Much easier to handle are the motivations of the characters in Der Zwerg, less of an equivocal story and more of a pathetic object lesson. Again the orchestra was brilliant, evoking the festive Spanish atmosphere with its hint of the Janissary (one of Zemlinsky’s grandparents was Turkish) and providing an ironic background of comic operetta at the most tragic moments. Richard Troxell was a masterful actor of the vocal, Mime with Siegfried’s voice, especially freewheeling and secure as the handsome cavalier (the identifying Victorian fairy tale motif is that the ugly dwarf has never seen his own image, hence all of the mirrors are covered) and frighteningly transformed when he realizes his true appearance.
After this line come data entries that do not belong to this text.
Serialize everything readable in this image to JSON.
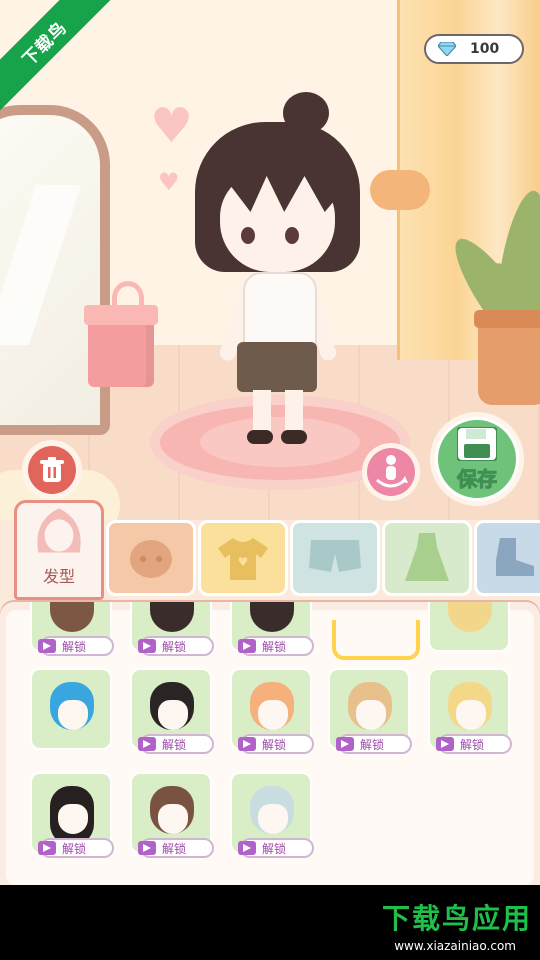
{
  "watermark": {
    "ribbon": "下载鸟",
    "brand": "下载鸟应用",
    "url": "www.xiazainiao.com"
  },
  "currency": {
    "icon": "diamond-icon",
    "amount": "100"
  },
  "buttons": {
    "save_label": "保存",
    "trash_icon": "trash-icon",
    "pose_icon": "pose-rotate-icon"
  },
  "tabs": [
    {
      "label": "发型",
      "icon": "hair-icon",
      "active": true
    },
    {
      "label": "",
      "icon": "face-icon"
    },
    {
      "label": "",
      "icon": "shirt-icon"
    },
    {
      "label": "",
      "icon": "shorts-icon"
    },
    {
      "label": "",
      "icon": "dress-icon"
    },
    {
      "label": "",
      "icon": "shoe-icon"
    }
  ],
  "items": {
    "unlock_label": "解锁",
    "rows": [
      [
        "brown-hair",
        "dark-hair",
        "dark-hair",
        "selected",
        "blonde-hair"
      ],
      [
        "blue-hair",
        "black-yellow-hair",
        "orange-ponytail-hair",
        "blonde-messy-hair",
        "blonde-curly-hair"
      ],
      [
        "black-long-hair",
        "brown-hair",
        "silver-hair"
      ]
    ]
  }
}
His exclamation of horror was not a scream but rather an eerie sucking-in sound, something from the realm of the truly ghoulish and yet smallish, an imp not a demon. Dominique Labelle acted convincingly with her face and body, but less so with her voice, which should be totally unconcerned about her surroundings and only peevish about the lateness and inadequacies of her birthday gifts. The other cast members were passable; one realizes that this is not the Met.

Just to show that I can misquote Oscar Wilde as well as the next fellow, he once said that his favorite at the opera was Wagner because the music was so loud that one could talk away at leisure throughout the performance. The obverse of this phenomenon was sadly apparent this afternoon. Whenever Maestro Botstein unleashed the full force of his marvelous ensemble, the singers were immediately submerged by the sound. This is perhaps an occupational hazard of concert versions of the operatic repertoire, but here little or no effort was made to achieve a proper sense of balance. Often we had to take on faith that the singers were properly communicating their roles. It’s a tough call, but I for one was happy to revel in the opulent sonority of this fine symphonic assemblage.